The Little League games taught me the rules of baseball, in a venue in which I couldn’t help but care—watching my son’s rise and fall on the field. I came to appreciate the beauty and grace of the game, the extreme tension produced by slowness punctuated by moments of great drama, the sequential spotlighting of each individual within a team.
Then when I became injured, baseball was there for me—as, I learned, it is for many people facing health problems. Baseball’s season is long, and a game occurs virtually every day. Someone cooped up and housebound can have a daily appointment with something outside of him/herself, an activity that lasts a number of hours and becomes engrossing, when there are precious few other activities that fit that bill.
Baseball features players who look relatively “ordinary,” despite the fact that they are highly honed athletes. They are neither freakishly tall, as in basketball, nor hulking behemoths, as many are in football, but men who look deceptively like anyone you might meet on the street, although a bit more fit.

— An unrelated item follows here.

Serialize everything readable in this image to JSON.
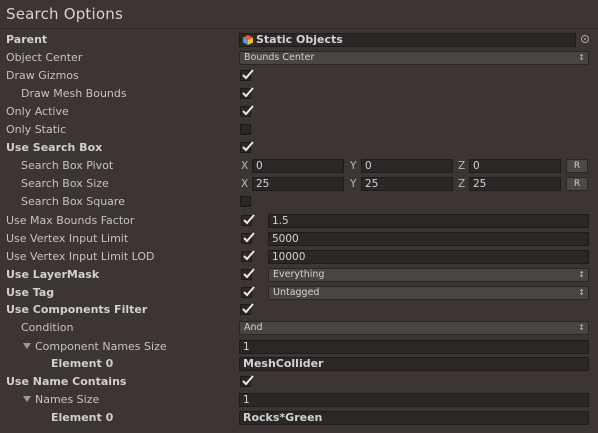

Their faces and bodies are exposed, unlike in ice hockey or football, games in which helmets and equipment cover and distort to a certain extent.
Watching the same baseball team day after day (or evening after day), the viewer gets to know each player very well—how he moves, his facial expressions, his nervous tics (Nomar Garciaparra was famous for them; for instance, he had a ritual with the hands and the gloves that had to be seen to be believed, but it wasn’t magical enough to keep him with the Sox for the World Series win). And it’s not totally incidental—at least for women fans—that baseball players tend to be young, good-looking men.
When one is in chronic pain, the mind finds it hard to focus. Things that formerly were fascinating, like books, can sometimes require too much concentration and effort. Baseball’s pace seems just right. It kept me sane while I recuperated, which took a long time. But baseball’s got the time—one of the few things in this high-paced world that still does.